I'm trying to scrape for a webpage using Haskell and compile the results into an object.
If, for whatever reason, I can't get all the items from the pages, I want to stop trying to process the page and return early.
For example:
scrapePage :: String -> IO ()
scrapePage url = do
doc <- fromUrl url
title <- liftM headMay $ runX $ doc >>> css "head.title" >>> getText
when (isNothing title) (return ())
date <- liftM headMay $ runX $ doc >>> css "span.dateTime" ! "data-utc"
when (isNothing date) (return ())
-- etc
-- make page object and send it to db
return ()
The problem is the when
doesn't stop the do block or keep the other parts from being executed.
What is the right way to do this?
return
in haskell does not do the same thing as return
in other languages. Instead, what return
does is to inject a value into a monad (in this case IO
). You have a couple of options
the most simple is to use if
scrapePage :: String -> IO ()
scrapePage url = do
doc <- fromUrl url
title <- liftM headMay $ runX $ doc >>> css "head.title" >>> getText
if (isNothing title) then return () else do
date <- liftM headMay $ runX $ doc >>> css "span.dateTime" ! "data-utc"
if (isNothing date) then return () else do
-- etc
-- make page object and send it to db
return ()
another option is to use unless
scrapePage url = do
doc <- fromUrl url
title <- liftM headMay $ runX $ doc >>> css "head.title" >>> getText
unless (isNothing title) do
date <- liftM headMay $ runX $ doc >>> css "span.dateTime" ! "data-utc"

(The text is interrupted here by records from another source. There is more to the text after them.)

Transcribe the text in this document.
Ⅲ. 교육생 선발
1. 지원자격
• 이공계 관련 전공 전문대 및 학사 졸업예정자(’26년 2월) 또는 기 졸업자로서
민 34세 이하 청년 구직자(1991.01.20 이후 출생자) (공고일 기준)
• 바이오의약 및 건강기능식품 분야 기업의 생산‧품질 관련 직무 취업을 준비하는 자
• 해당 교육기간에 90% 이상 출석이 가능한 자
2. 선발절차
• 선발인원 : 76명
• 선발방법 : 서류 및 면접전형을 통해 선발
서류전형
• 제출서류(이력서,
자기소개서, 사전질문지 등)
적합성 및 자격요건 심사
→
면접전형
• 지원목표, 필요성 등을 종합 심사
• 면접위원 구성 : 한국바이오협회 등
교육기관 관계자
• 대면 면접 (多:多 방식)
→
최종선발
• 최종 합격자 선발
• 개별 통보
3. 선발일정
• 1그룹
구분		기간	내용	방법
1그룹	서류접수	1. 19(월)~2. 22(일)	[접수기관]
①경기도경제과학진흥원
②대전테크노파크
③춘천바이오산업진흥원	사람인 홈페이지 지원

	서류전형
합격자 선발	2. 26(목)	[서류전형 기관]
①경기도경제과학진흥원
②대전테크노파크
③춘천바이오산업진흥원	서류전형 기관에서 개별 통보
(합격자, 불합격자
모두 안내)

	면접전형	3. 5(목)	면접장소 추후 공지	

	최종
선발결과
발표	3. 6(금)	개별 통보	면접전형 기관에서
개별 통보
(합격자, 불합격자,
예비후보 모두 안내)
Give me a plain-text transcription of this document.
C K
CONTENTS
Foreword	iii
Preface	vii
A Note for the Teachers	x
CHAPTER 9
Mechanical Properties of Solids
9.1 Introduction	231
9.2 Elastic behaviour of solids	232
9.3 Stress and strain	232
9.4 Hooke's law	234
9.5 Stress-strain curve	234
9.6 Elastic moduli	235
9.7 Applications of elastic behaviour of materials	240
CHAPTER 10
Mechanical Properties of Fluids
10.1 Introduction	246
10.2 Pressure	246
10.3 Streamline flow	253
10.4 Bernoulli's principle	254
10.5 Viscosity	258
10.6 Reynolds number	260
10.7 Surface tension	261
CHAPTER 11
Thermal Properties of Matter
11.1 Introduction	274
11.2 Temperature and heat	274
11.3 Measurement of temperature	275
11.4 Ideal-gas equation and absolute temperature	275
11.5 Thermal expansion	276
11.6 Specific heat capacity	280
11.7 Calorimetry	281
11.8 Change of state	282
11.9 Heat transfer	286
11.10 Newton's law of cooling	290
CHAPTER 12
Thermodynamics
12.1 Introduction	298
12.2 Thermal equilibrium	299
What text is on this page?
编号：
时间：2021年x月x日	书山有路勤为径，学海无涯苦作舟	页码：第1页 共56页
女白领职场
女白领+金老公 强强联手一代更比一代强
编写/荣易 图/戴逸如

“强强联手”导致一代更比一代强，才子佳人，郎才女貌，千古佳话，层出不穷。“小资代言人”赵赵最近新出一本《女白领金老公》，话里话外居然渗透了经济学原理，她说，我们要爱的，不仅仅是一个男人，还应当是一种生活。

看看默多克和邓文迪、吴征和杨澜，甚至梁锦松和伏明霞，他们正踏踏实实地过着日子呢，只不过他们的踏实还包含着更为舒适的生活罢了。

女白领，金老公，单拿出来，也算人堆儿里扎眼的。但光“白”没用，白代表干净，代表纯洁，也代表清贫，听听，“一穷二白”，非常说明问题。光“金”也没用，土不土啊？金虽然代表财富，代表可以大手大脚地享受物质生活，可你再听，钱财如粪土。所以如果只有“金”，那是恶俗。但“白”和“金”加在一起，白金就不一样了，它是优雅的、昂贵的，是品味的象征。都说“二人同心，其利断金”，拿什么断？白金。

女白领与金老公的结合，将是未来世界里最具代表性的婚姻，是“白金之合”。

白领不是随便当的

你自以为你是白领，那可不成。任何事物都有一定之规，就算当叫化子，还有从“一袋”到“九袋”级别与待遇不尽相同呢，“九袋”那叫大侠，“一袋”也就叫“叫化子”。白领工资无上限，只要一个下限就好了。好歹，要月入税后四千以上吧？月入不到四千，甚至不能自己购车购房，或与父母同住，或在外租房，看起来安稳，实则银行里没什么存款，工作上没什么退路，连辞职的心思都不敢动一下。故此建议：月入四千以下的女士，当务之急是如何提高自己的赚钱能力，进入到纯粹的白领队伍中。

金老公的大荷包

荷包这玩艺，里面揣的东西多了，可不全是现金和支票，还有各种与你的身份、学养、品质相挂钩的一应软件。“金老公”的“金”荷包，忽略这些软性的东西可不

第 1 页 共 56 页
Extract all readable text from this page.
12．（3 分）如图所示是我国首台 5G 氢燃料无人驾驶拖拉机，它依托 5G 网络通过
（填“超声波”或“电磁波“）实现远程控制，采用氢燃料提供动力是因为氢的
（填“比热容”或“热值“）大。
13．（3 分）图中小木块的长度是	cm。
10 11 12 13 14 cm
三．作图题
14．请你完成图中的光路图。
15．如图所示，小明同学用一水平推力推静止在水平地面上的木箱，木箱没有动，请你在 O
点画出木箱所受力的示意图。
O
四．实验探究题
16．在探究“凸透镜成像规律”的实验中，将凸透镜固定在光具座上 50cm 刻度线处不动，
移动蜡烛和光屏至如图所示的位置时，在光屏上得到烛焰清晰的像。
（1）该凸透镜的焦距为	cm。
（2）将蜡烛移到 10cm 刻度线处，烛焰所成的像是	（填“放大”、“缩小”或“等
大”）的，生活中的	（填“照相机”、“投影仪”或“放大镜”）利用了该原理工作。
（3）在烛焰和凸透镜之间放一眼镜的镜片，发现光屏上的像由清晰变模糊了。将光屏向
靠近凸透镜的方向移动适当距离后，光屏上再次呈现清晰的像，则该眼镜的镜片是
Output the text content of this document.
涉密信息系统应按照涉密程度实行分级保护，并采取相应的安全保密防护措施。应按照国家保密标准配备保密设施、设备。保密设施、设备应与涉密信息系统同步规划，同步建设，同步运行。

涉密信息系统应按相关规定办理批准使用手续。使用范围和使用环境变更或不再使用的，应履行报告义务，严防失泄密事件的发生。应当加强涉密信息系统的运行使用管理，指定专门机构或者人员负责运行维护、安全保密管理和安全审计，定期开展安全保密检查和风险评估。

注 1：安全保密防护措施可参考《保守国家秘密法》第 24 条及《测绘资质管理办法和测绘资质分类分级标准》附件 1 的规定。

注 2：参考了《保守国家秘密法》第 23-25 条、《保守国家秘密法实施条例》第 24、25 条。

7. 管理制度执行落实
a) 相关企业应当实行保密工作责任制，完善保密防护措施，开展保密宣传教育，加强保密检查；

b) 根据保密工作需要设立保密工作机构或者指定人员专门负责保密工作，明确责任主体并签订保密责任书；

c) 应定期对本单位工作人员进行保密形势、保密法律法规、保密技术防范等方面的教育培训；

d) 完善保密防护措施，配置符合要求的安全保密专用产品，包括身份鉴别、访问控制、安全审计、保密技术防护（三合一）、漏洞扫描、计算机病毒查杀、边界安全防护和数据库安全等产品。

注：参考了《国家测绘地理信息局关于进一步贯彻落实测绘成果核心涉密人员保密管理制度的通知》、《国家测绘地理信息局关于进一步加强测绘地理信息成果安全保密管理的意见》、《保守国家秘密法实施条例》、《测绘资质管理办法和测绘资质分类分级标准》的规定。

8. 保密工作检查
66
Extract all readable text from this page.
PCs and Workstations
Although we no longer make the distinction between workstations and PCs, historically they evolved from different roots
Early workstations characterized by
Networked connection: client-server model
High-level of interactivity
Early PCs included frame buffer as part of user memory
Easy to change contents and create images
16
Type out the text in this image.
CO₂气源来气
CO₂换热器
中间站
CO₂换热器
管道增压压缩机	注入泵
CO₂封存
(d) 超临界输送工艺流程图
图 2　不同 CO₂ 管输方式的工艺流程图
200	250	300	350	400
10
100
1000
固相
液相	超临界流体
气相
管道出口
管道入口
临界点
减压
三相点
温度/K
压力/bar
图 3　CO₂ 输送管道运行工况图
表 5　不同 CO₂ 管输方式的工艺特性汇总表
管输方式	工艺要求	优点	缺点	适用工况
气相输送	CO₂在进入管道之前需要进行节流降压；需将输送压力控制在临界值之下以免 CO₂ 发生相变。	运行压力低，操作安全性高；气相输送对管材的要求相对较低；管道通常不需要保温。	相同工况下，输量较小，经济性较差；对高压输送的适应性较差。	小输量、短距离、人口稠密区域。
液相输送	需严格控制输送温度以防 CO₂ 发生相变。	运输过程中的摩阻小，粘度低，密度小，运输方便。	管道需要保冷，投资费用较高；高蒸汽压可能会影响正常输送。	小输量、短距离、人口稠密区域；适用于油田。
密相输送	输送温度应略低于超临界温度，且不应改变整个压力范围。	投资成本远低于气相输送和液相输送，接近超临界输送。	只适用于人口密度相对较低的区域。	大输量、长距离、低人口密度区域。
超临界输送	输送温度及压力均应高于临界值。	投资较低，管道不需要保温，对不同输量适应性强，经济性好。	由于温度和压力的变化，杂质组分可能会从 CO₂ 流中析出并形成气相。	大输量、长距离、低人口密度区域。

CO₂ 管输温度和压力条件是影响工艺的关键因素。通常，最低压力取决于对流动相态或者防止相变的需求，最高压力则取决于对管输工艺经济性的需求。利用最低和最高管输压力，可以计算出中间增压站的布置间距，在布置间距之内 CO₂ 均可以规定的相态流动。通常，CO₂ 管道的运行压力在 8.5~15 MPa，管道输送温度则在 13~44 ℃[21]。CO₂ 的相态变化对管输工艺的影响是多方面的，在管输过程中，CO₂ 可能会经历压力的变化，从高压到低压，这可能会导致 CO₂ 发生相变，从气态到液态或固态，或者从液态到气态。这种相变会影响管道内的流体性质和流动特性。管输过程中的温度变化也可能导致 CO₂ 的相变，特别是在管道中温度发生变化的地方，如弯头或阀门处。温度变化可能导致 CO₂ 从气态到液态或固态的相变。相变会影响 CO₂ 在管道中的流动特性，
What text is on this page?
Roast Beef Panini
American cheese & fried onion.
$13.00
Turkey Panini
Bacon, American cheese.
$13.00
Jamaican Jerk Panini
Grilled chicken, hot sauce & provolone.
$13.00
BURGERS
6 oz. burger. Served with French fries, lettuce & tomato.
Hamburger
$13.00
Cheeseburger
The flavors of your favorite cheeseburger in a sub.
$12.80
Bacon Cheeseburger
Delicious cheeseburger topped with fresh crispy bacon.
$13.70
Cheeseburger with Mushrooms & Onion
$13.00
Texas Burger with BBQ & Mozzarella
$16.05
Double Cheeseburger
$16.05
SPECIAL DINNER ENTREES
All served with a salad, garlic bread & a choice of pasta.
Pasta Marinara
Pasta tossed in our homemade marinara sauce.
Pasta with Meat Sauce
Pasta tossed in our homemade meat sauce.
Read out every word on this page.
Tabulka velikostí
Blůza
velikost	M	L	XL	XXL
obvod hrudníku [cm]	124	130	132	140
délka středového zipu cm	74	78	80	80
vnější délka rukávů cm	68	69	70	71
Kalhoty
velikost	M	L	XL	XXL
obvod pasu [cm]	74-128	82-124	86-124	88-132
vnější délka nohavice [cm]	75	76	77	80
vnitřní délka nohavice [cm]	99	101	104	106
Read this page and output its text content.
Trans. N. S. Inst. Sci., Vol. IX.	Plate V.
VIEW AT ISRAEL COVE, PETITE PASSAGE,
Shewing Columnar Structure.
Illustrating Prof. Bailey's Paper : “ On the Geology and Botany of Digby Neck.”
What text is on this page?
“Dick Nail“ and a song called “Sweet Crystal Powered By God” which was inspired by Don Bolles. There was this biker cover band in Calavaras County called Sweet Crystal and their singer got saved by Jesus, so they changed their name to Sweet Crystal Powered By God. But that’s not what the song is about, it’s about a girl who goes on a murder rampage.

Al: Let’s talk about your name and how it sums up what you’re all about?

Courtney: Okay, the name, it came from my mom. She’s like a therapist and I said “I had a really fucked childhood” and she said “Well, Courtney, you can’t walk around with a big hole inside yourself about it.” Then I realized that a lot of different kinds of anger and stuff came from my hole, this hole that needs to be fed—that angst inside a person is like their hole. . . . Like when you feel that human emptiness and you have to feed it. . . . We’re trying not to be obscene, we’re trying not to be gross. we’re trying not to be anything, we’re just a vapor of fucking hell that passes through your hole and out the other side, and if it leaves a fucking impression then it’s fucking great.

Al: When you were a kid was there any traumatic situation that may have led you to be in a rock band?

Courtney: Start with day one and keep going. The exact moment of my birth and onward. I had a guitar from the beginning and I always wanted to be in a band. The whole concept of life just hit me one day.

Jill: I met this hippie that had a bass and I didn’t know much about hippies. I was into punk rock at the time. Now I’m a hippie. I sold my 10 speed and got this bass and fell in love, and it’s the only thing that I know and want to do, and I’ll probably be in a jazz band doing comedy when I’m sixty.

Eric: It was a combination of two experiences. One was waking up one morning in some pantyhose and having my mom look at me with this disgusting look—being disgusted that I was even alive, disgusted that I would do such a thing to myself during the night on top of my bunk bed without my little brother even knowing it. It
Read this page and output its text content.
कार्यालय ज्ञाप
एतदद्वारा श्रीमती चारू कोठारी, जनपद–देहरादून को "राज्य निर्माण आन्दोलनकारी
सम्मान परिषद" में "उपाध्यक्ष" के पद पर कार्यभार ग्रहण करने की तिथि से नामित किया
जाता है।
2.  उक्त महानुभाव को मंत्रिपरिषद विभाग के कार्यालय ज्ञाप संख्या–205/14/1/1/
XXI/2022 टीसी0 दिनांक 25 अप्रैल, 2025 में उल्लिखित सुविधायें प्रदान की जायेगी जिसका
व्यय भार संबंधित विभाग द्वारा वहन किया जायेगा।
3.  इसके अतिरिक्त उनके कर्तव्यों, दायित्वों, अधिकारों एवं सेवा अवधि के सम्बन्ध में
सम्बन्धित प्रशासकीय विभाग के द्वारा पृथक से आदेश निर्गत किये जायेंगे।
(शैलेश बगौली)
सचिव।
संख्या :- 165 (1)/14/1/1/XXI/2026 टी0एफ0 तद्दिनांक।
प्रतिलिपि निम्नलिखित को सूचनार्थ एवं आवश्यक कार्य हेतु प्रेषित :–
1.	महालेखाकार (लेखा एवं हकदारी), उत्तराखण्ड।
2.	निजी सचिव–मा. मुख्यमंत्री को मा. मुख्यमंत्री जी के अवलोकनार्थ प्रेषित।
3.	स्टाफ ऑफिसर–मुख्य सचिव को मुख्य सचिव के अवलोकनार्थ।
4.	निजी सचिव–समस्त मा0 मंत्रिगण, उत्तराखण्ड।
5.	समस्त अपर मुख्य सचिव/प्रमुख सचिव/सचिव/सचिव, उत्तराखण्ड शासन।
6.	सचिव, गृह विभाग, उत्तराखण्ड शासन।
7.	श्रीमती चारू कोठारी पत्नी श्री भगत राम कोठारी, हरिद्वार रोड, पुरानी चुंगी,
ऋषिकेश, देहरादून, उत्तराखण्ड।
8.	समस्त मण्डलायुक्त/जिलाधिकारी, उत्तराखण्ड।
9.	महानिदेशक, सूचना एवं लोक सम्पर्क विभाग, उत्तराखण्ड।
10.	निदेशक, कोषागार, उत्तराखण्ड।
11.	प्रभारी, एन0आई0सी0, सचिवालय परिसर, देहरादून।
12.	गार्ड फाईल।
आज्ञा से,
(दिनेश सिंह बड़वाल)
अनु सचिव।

unless (isNothing date) do
-- etc
-- make page object and send it to db
return ()
the general problem here is that the IO
monad doesn't have control effects (except for exceptions). On the other hand, you could use the maybe monad transformer
scrapePage url = liftM (maybe () id) . runMaybeT $ do
doc <- liftIO $ fromUrl url
title <- liftIO $ liftM headMay $ runX $ doc >>> css "head.title" >>> getText
guard (isJust title)
date <- liftIO $ liftM headMay $ runX $ doc >>> css "span.dateTime" ! "data-utc"
guard (isJust date)
-- etc
-- make page object and send it to db
return ()
if you really want to get full blown control effects you need to use ContT
scrapePage :: String -> IO ()
scrapePage url = runContT return $ do
doc <- fromUrl url
title <- liftM headMay $ runX $ doc >>> css "head.title" >>> getText
when (isNothing title) $ callCC ($ ())
date <- liftM headMay $ runX $ doc >>> css "span.dateTime" ! "data-utc"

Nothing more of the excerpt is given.